Raju's departure was followed by the resignation of Srinivas Vadlamani, Satyam's chief financial officer, and the appointment of Ram Mynampati as the interim CEO. In a press conference held in Hyderabad on January 8, Mynampati told reporters that the company's cash position was "not encouraging" and that "our only aim at this time is to ensure that the business continues." A day later, media reports noted that Raju and his brother Rama (also a Satyam co-founder) had been arrested -- and the government of India disbanded Satyam's board. Though control of the company will pass into the hands of a new board, the government stopped short of a bailout -- it has not offered Satyam any funds. Meanwhile, a team of auditors from the Securities and Exchange Board of India (SEBI), which regulates Indian public companies, has begun an investigation into the fraud. Since Satyam's stocks or American Depository Receipts (ADRs) are listed on the Bombay Stock Exchange as well as the New York Stock Exchange, international regulators could swing into action if they believe U.S. laws have been broken. At least two U.S. law firms have filed class-action lawsuits against Satyam, but given the company's precarious finances, it is unclear how much money investors will be able to recover. According to experts from Wharton and elsewhere, the Satyam debacle will have an enormous impact on India's business scene over the coming months. The possible disappearance of a top IT services and outsourcing giant will reshape India's IT landscape. Satyam could possibly be sold -- in fact, it had engaged Merrill Lynch to explore "strategic options," but the investment bank has withdrawn following the disclosure about the fraud. It is widely believed that rivals such as HCL, Wipro and TCS could cherry pick the best clients and employees, effectively hollowing out Satyam. Another possible impact could be on the trend of outsourcing to India, since India's IT firms handle sensitive financial information for some of the world's largest enterprises. The most significant questions, however, will be asked about corporate governance in India, and whether other companies could follow Satyam's Raju in revealing skeletons in their own closets.
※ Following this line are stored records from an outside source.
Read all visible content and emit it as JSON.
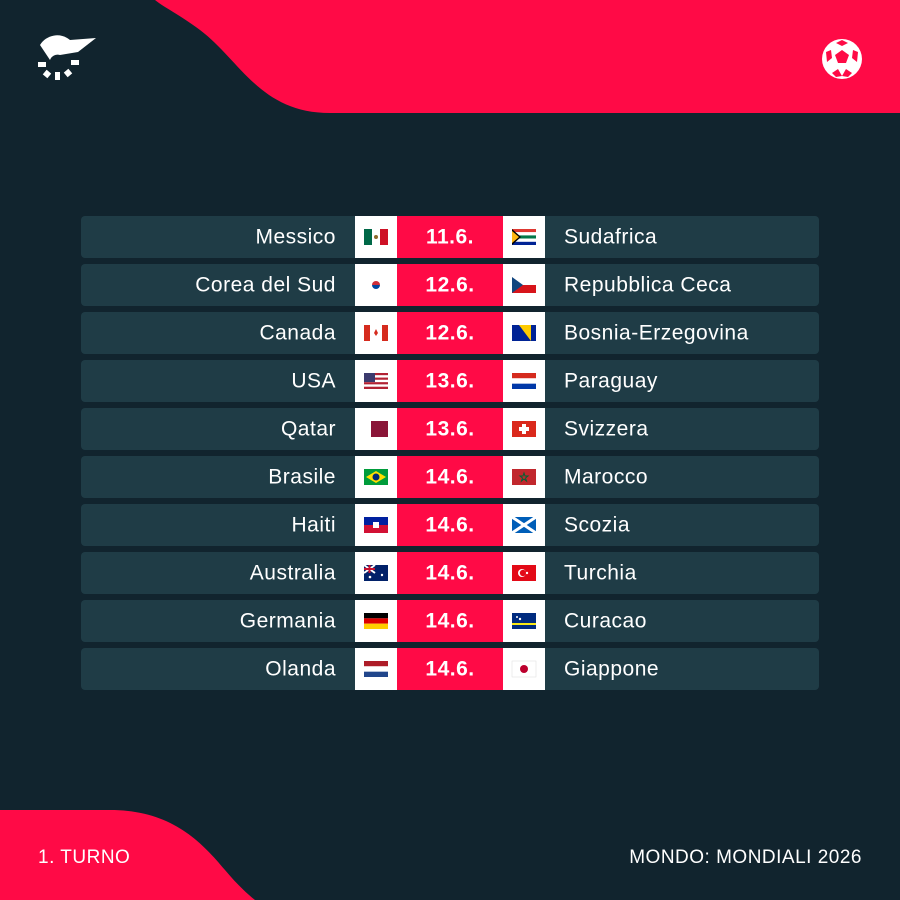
{
  "matches": [
    {
      "home": "Messico",
      "date": "11.6.",
      "away": "Sudafrica"
    },
    {
      "home": "Corea del Sud",
      "date": "12.6.",
      "away": "Repubblica Ceca"
    },
    {
      "home": "Canada",
      "date": "12.6.",
      "away": "Bosnia-Erzegovina"
    },
    {
      "home": "USA",
      "date": "13.6.",
      "away": "Paraguay"
    },
    {
      "home": "Qatar",
      "date": "13.6.",
      "away": "Svizzera"
    },
    {
      "home": "Brasile",
      "date": "14.6.",
      "away": "Marocco"
    },
    {
      "home": "Haiti",
      "date": "14.6.",
      "away": "Scozia"
    },
    {
      "home": "Australia",
      "date": "14.6.",
      "away": "Turchia"
    },
    {
      "home": "Germania",
      "date": "14.6.",
      "away": "Curacao"
    },
    {
      "home": "Olanda",
      "date": "14.6.",
      "away": "Giappone"
    }
  ],
  "footer": {
    "round": "1. TURNO",
    "competition": "MONDO: MONDIALI 2026"
  }
}
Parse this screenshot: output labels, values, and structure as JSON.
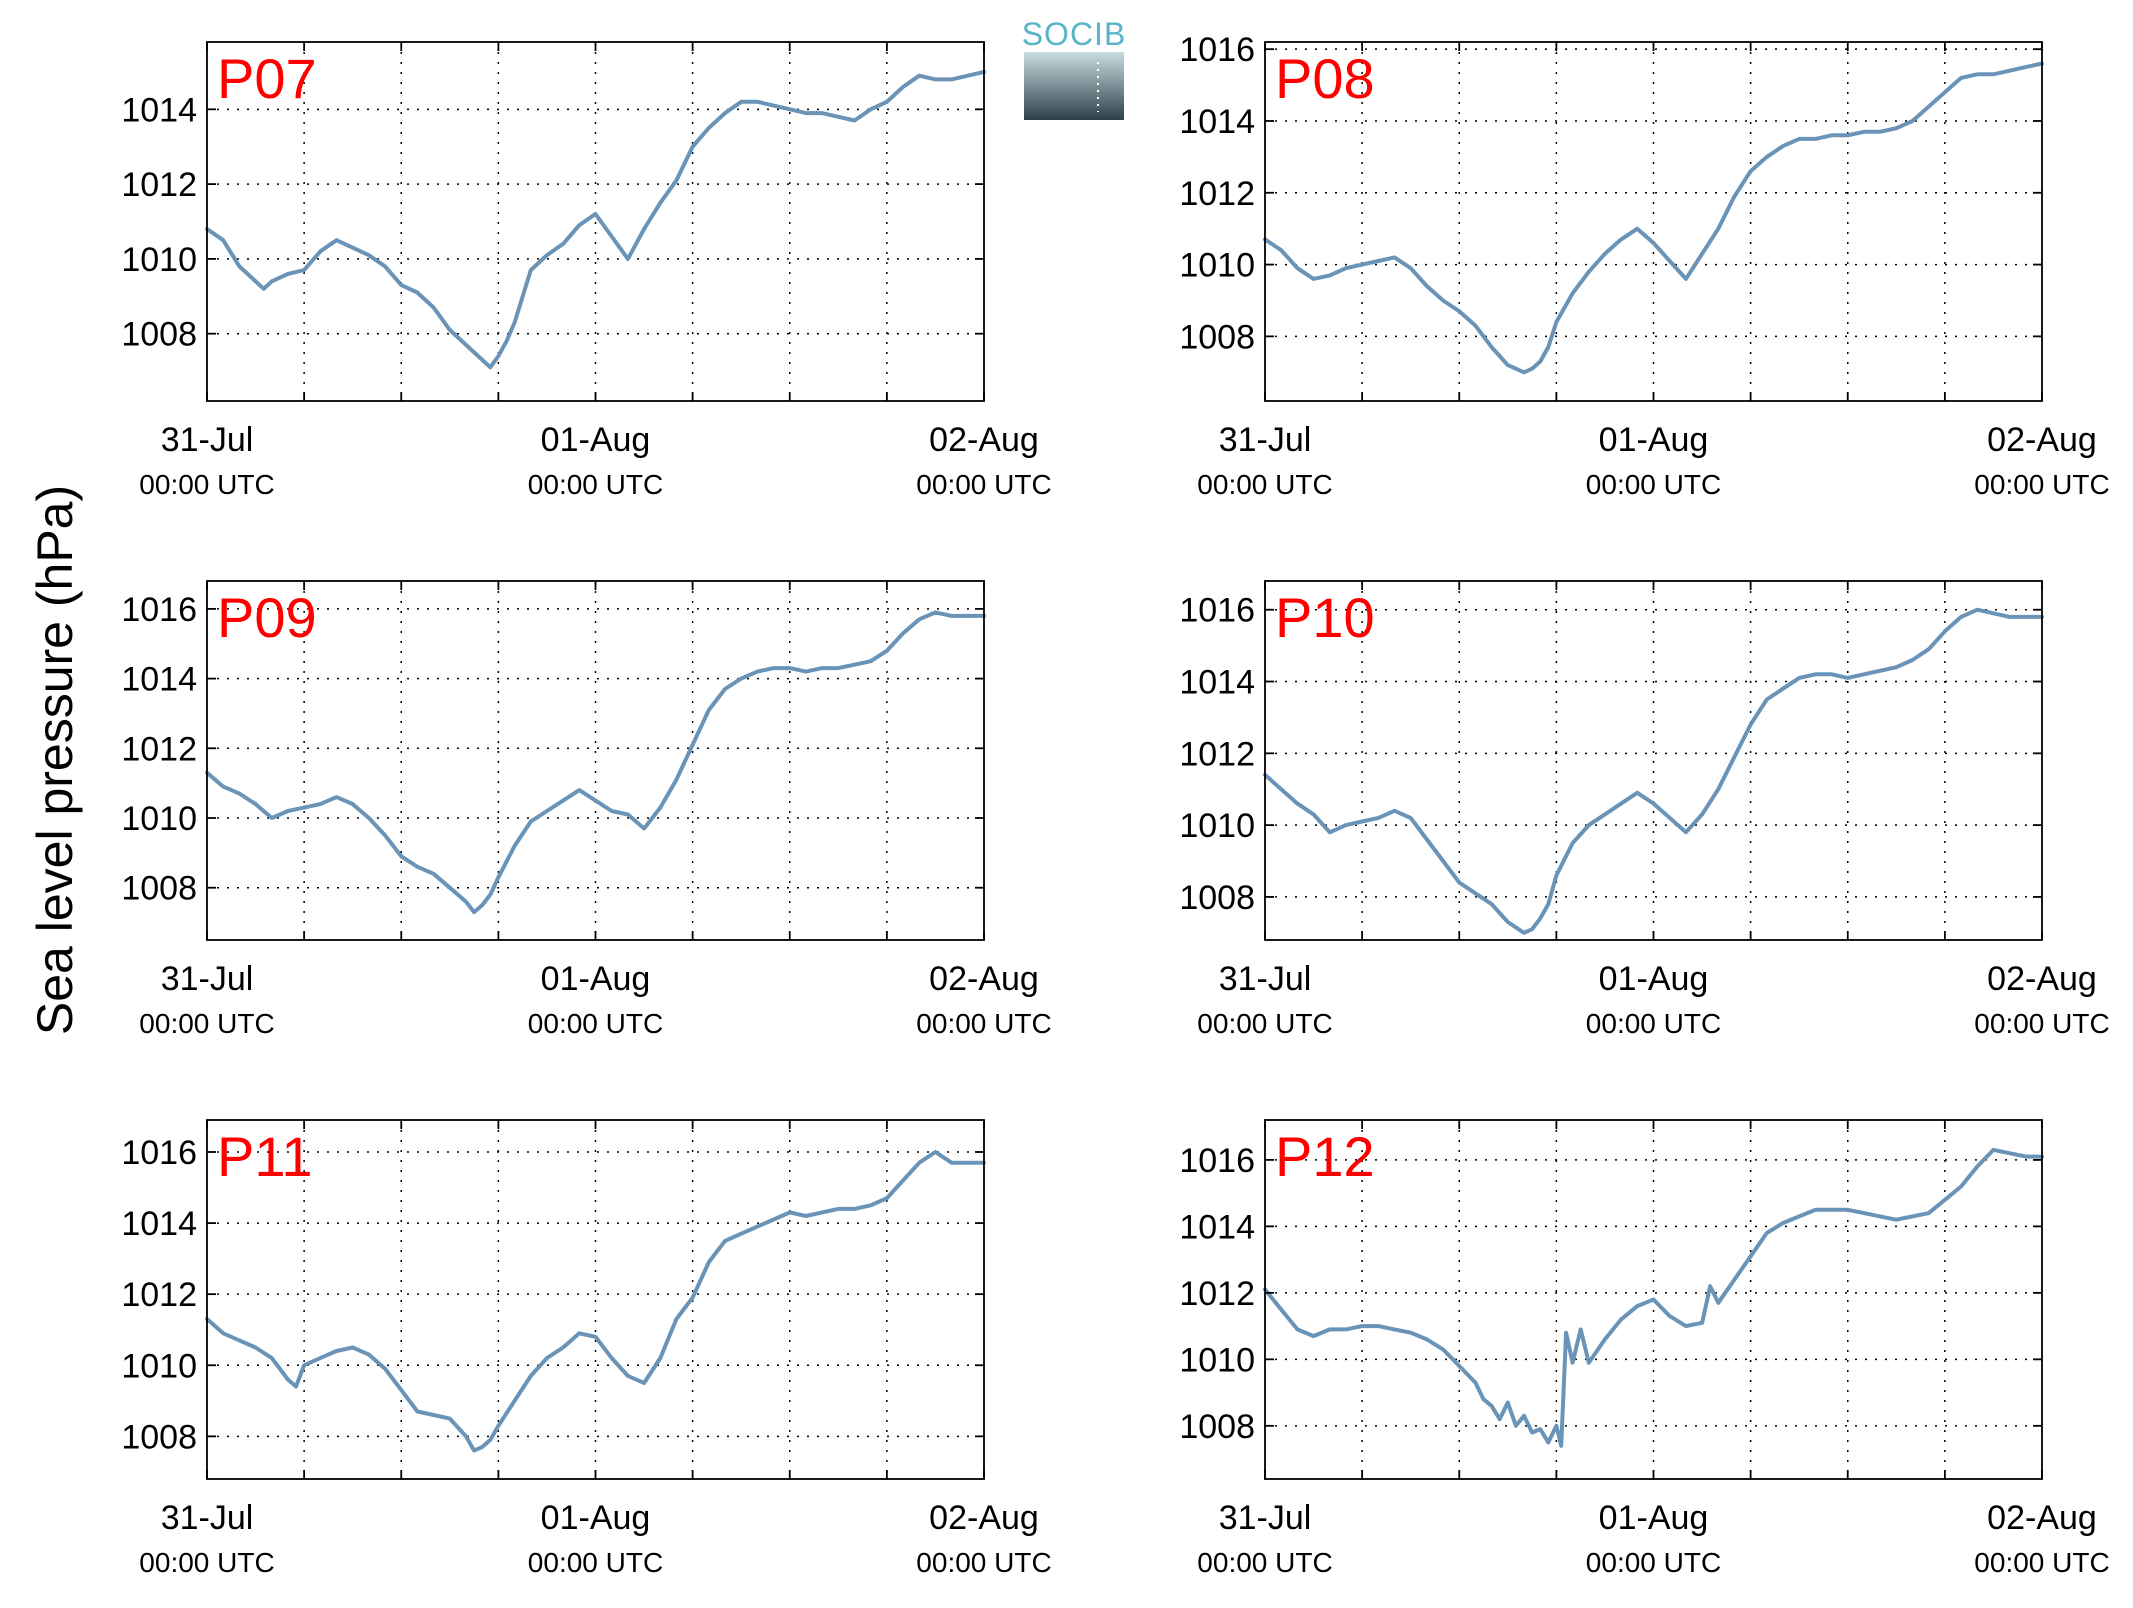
{
  "figure": {
    "ylabel": "Sea level pressure (hPa)",
    "logo_text": "SOCIB",
    "logo_colors": {
      "text": "#5ab4c8",
      "top": "#c8dde2",
      "bottom": "#2e4048"
    }
  },
  "chart_data": [
    {
      "type": "line",
      "title": "P07",
      "title_color": "#ff0000",
      "ylim": [
        1006.2,
        1015.8
      ],
      "yticks": [
        1008,
        1010,
        1012,
        1014
      ],
      "xlim": [
        0,
        48
      ],
      "grid": true,
      "line_color": "#6a94b7",
      "xtick_labels": [
        {
          "hours": 0,
          "date": "31-Jul",
          "time": "00:00 UTC"
        },
        {
          "hours": 24,
          "date": "01-Aug",
          "time": "00:00 UTC"
        },
        {
          "hours": 48,
          "date": "02-Aug",
          "time": "00:00 UTC"
        }
      ],
      "series": [
        {
          "x": [
            0,
            1,
            2,
            3,
            3.5,
            4,
            5,
            6,
            7,
            8,
            9,
            10,
            11,
            12,
            13,
            14,
            15,
            16,
            17,
            17.5,
            18,
            18.5,
            19,
            19.5,
            20,
            21,
            22,
            23,
            24,
            25,
            26,
            27,
            28,
            29,
            30,
            31,
            32,
            33,
            34,
            35,
            36,
            37,
            38,
            39,
            40,
            41,
            42,
            43,
            44,
            45,
            46,
            47,
            48
          ],
          "y": [
            1010.8,
            1010.5,
            1009.8,
            1009.4,
            1009.2,
            1009.4,
            1009.6,
            1009.7,
            1010.2,
            1010.5,
            1010.3,
            1010.1,
            1009.8,
            1009.3,
            1009.1,
            1008.7,
            1008.1,
            1007.7,
            1007.3,
            1007.1,
            1007.4,
            1007.8,
            1008.3,
            1009.0,
            1009.7,
            1010.1,
            1010.4,
            1010.9,
            1011.2,
            1010.6,
            1010.0,
            1010.8,
            1011.5,
            1012.1,
            1013.0,
            1013.5,
            1013.9,
            1014.2,
            1014.2,
            1014.1,
            1014.0,
            1013.9,
            1013.9,
            1013.8,
            1013.7,
            1014.0,
            1014.2,
            1014.6,
            1014.9,
            1014.8,
            1014.8,
            1014.9,
            1015.0
          ]
        }
      ]
    },
    {
      "type": "line",
      "title": "P08",
      "title_color": "#ff0000",
      "ylim": [
        1006.2,
        1016.2
      ],
      "yticks": [
        1008,
        1010,
        1012,
        1014,
        1016
      ],
      "xlim": [
        0,
        48
      ],
      "grid": true,
      "line_color": "#6a94b7",
      "xtick_labels": [
        {
          "hours": 0,
          "date": "31-Jul",
          "time": "00:00 UTC"
        },
        {
          "hours": 24,
          "date": "01-Aug",
          "time": "00:00 UTC"
        },
        {
          "hours": 48,
          "date": "02-Aug",
          "time": "00:00 UTC"
        }
      ],
      "series": [
        {
          "x": [
            0,
            1,
            2,
            3,
            4,
            5,
            6,
            7,
            8,
            9,
            10,
            11,
            12,
            13,
            14,
            15,
            16,
            16.5,
            17,
            17.5,
            18,
            19,
            20,
            21,
            22,
            23,
            24,
            25,
            26,
            27,
            28,
            29,
            30,
            31,
            32,
            33,
            34,
            35,
            36,
            37,
            38,
            39,
            40,
            41,
            42,
            43,
            44,
            45,
            46,
            47,
            48
          ],
          "y": [
            1010.7,
            1010.4,
            1009.9,
            1009.6,
            1009.7,
            1009.9,
            1010.0,
            1010.1,
            1010.2,
            1009.9,
            1009.4,
            1009.0,
            1008.7,
            1008.3,
            1007.7,
            1007.2,
            1007.0,
            1007.1,
            1007.3,
            1007.7,
            1008.4,
            1009.2,
            1009.8,
            1010.3,
            1010.7,
            1011.0,
            1010.6,
            1010.1,
            1009.6,
            1010.3,
            1011.0,
            1011.9,
            1012.6,
            1013.0,
            1013.3,
            1013.5,
            1013.5,
            1013.6,
            1013.6,
            1013.7,
            1013.7,
            1013.8,
            1014.0,
            1014.4,
            1014.8,
            1015.2,
            1015.3,
            1015.3,
            1015.4,
            1015.5,
            1015.6
          ]
        }
      ]
    },
    {
      "type": "line",
      "title": "P09",
      "title_color": "#ff0000",
      "ylim": [
        1006.5,
        1016.8
      ],
      "yticks": [
        1008,
        1010,
        1012,
        1014,
        1016
      ],
      "xlim": [
        0,
        48
      ],
      "grid": true,
      "line_color": "#6a94b7",
      "xtick_labels": [
        {
          "hours": 0,
          "date": "31-Jul",
          "time": "00:00 UTC"
        },
        {
          "hours": 24,
          "date": "01-Aug",
          "time": "00:00 UTC"
        },
        {
          "hours": 48,
          "date": "02-Aug",
          "time": "00:00 UTC"
        }
      ],
      "series": [
        {
          "x": [
            0,
            1,
            2,
            3,
            4,
            5,
            6,
            7,
            8,
            9,
            10,
            11,
            12,
            13,
            14,
            15,
            16,
            16.5,
            17,
            17.5,
            18,
            19,
            20,
            21,
            22,
            23,
            24,
            25,
            26,
            27,
            28,
            29,
            30,
            31,
            32,
            33,
            34,
            35,
            36,
            37,
            38,
            39,
            40,
            41,
            42,
            43,
            44,
            45,
            46,
            47,
            48
          ],
          "y": [
            1011.3,
            1010.9,
            1010.7,
            1010.4,
            1010.0,
            1010.2,
            1010.3,
            1010.4,
            1010.6,
            1010.4,
            1010.0,
            1009.5,
            1008.9,
            1008.6,
            1008.4,
            1008.0,
            1007.6,
            1007.3,
            1007.5,
            1007.8,
            1008.3,
            1009.2,
            1009.9,
            1010.2,
            1010.5,
            1010.8,
            1010.5,
            1010.2,
            1010.1,
            1009.7,
            1010.3,
            1011.1,
            1012.1,
            1013.1,
            1013.7,
            1014.0,
            1014.2,
            1014.3,
            1014.3,
            1014.2,
            1014.3,
            1014.3,
            1014.4,
            1014.5,
            1014.8,
            1015.3,
            1015.7,
            1015.9,
            1015.8,
            1015.8,
            1015.8
          ]
        }
      ]
    },
    {
      "type": "line",
      "title": "P10",
      "title_color": "#ff0000",
      "ylim": [
        1006.8,
        1016.8
      ],
      "yticks": [
        1008,
        1010,
        1012,
        1014,
        1016
      ],
      "xlim": [
        0,
        48
      ],
      "grid": true,
      "line_color": "#6a94b7",
      "xtick_labels": [
        {
          "hours": 0,
          "date": "31-Jul",
          "time": "00:00 UTC"
        },
        {
          "hours": 24,
          "date": "01-Aug",
          "time": "00:00 UTC"
        },
        {
          "hours": 48,
          "date": "02-Aug",
          "time": "00:00 UTC"
        }
      ],
      "series": [
        {
          "x": [
            0,
            1,
            2,
            3,
            4,
            5,
            6,
            7,
            8,
            9,
            10,
            11,
            12,
            13,
            14,
            15,
            16,
            16.5,
            17,
            17.5,
            18,
            19,
            20,
            21,
            22,
            23,
            24,
            25,
            26,
            27,
            28,
            29,
            30,
            31,
            32,
            33,
            34,
            35,
            36,
            37,
            38,
            39,
            40,
            41,
            42,
            43,
            44,
            45,
            46,
            47,
            48
          ],
          "y": [
            1011.4,
            1011.0,
            1010.6,
            1010.3,
            1009.8,
            1010.0,
            1010.1,
            1010.2,
            1010.4,
            1010.2,
            1009.6,
            1009.0,
            1008.4,
            1008.1,
            1007.8,
            1007.3,
            1007.0,
            1007.1,
            1007.4,
            1007.8,
            1008.6,
            1009.5,
            1010.0,
            1010.3,
            1010.6,
            1010.9,
            1010.6,
            1010.2,
            1009.8,
            1010.3,
            1011.0,
            1011.9,
            1012.8,
            1013.5,
            1013.8,
            1014.1,
            1014.2,
            1014.2,
            1014.1,
            1014.2,
            1014.3,
            1014.4,
            1014.6,
            1014.9,
            1015.4,
            1015.8,
            1016.0,
            1015.9,
            1015.8,
            1015.8,
            1015.8
          ]
        }
      ]
    },
    {
      "type": "line",
      "title": "P11",
      "title_color": "#ff0000",
      "ylim": [
        1006.8,
        1016.9
      ],
      "yticks": [
        1008,
        1010,
        1012,
        1014,
        1016
      ],
      "xlim": [
        0,
        48
      ],
      "grid": true,
      "line_color": "#6a94b7",
      "xtick_labels": [
        {
          "hours": 0,
          "date": "31-Jul",
          "time": "00:00 UTC"
        },
        {
          "hours": 24,
          "date": "01-Aug",
          "time": "00:00 UTC"
        },
        {
          "hours": 48,
          "date": "02-Aug",
          "time": "00:00 UTC"
        }
      ],
      "series": [
        {
          "x": [
            0,
            1,
            2,
            3,
            4,
            5,
            5.5,
            6,
            7,
            8,
            9,
            10,
            11,
            12,
            13,
            14,
            15,
            16,
            16.5,
            17,
            17.5,
            18,
            19,
            20,
            21,
            22,
            23,
            24,
            25,
            26,
            27,
            28,
            29,
            30,
            31,
            32,
            33,
            34,
            35,
            36,
            37,
            38,
            39,
            40,
            41,
            42,
            43,
            44,
            45,
            46,
            47,
            48
          ],
          "y": [
            1011.3,
            1010.9,
            1010.7,
            1010.5,
            1010.2,
            1009.6,
            1009.4,
            1010.0,
            1010.2,
            1010.4,
            1010.5,
            1010.3,
            1009.9,
            1009.3,
            1008.7,
            1008.6,
            1008.5,
            1008.0,
            1007.6,
            1007.7,
            1007.9,
            1008.3,
            1009.0,
            1009.7,
            1010.2,
            1010.5,
            1010.9,
            1010.8,
            1010.2,
            1009.7,
            1009.5,
            1010.2,
            1011.3,
            1011.9,
            1012.9,
            1013.5,
            1013.7,
            1013.9,
            1014.1,
            1014.3,
            1014.2,
            1014.3,
            1014.4,
            1014.4,
            1014.5,
            1014.7,
            1015.2,
            1015.7,
            1016.0,
            1015.7,
            1015.7,
            1015.7
          ]
        }
      ]
    },
    {
      "type": "line",
      "title": "P12",
      "title_color": "#ff0000",
      "ylim": [
        1006.4,
        1017.2
      ],
      "yticks": [
        1008,
        1010,
        1012,
        1014,
        1016
      ],
      "xlim": [
        0,
        48
      ],
      "grid": true,
      "line_color": "#6a94b7",
      "xtick_labels": [
        {
          "hours": 0,
          "date": "31-Jul",
          "time": "00:00 UTC"
        },
        {
          "hours": 24,
          "date": "01-Aug",
          "time": "00:00 UTC"
        },
        {
          "hours": 48,
          "date": "02-Aug",
          "time": "00:00 UTC"
        }
      ],
      "series": [
        {
          "x": [
            0,
            1,
            2,
            3,
            4,
            5,
            6,
            7,
            8,
            9,
            10,
            11,
            12,
            13,
            13.5,
            14,
            14.5,
            15,
            15.5,
            16,
            16.5,
            17,
            17.5,
            18,
            18.3,
            18.6,
            19,
            19.5,
            20,
            21,
            22,
            23,
            24,
            25,
            26,
            27,
            27.5,
            28,
            29,
            30,
            31,
            32,
            33,
            34,
            35,
            36,
            37,
            38,
            39,
            40,
            41,
            42,
            43,
            44,
            45,
            46,
            47,
            48
          ],
          "y": [
            1012.1,
            1011.5,
            1010.9,
            1010.7,
            1010.9,
            1010.9,
            1011.0,
            1011.0,
            1010.9,
            1010.8,
            1010.6,
            1010.3,
            1009.8,
            1009.3,
            1008.8,
            1008.6,
            1008.2,
            1008.7,
            1008.0,
            1008.3,
            1007.8,
            1007.9,
            1007.5,
            1008.0,
            1007.4,
            1010.8,
            1009.9,
            1010.9,
            1009.9,
            1010.6,
            1011.2,
            1011.6,
            1011.8,
            1011.3,
            1011.0,
            1011.1,
            1012.2,
            1011.7,
            1012.4,
            1013.1,
            1013.8,
            1014.1,
            1014.3,
            1014.5,
            1014.5,
            1014.5,
            1014.4,
            1014.3,
            1014.2,
            1014.3,
            1014.4,
            1014.8,
            1015.2,
            1015.8,
            1016.3,
            1016.2,
            1016.1,
            1016.1
          ]
        }
      ]
    }
  ]
}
Resigning as Satyam's chairman and CEO, Raju said in a letter addressed to his board, the stock exchanges and the market regulator Securities & Exchange Board of India (SEBI) that Satyam's profits were inflated over several years to "unmanageable proportions" and that it was forced to carry more assets and resources than its real operations justified. He took sole responsibility for those acts. "It was like riding a tiger, not knowing how to get off without being eaten," he said. "The aborted Maytas acquisition was the last attempt to fill the fictitious assets with real ones." Specifically, Raju acknowledged that Satyam's balance sheet included Rs. 7,136 crore (nearly $1.5 billion) in non-existent cash and bank balances, accrued interest and misstatements. It had also inflated its 2008 second quarter revenues by Rs. 588 crore ($122 million) to Rs. 2,700 crore ($563 million), and actual operating margins were less than a tenth of the stated Rs. 649 crore ($135 million). Satyam's auditor PricewaterhouseCoopers issued a terse statement: "Over the last two days, there have been media reports with regard to alleged irregularities in the accounts of Satyam.... Price Waterhouse are the statutory auditors of Satyam. The audits were conducted by Price Waterhouse in accordance with applicable auditing standards and were supported by appropriate audit evidence. Given our obligations for client confidentiality, it is not possible for us to comment upon the alleged irregularities. Price Waterhouse will fully meet its obligations to cooperate with the regulators and others."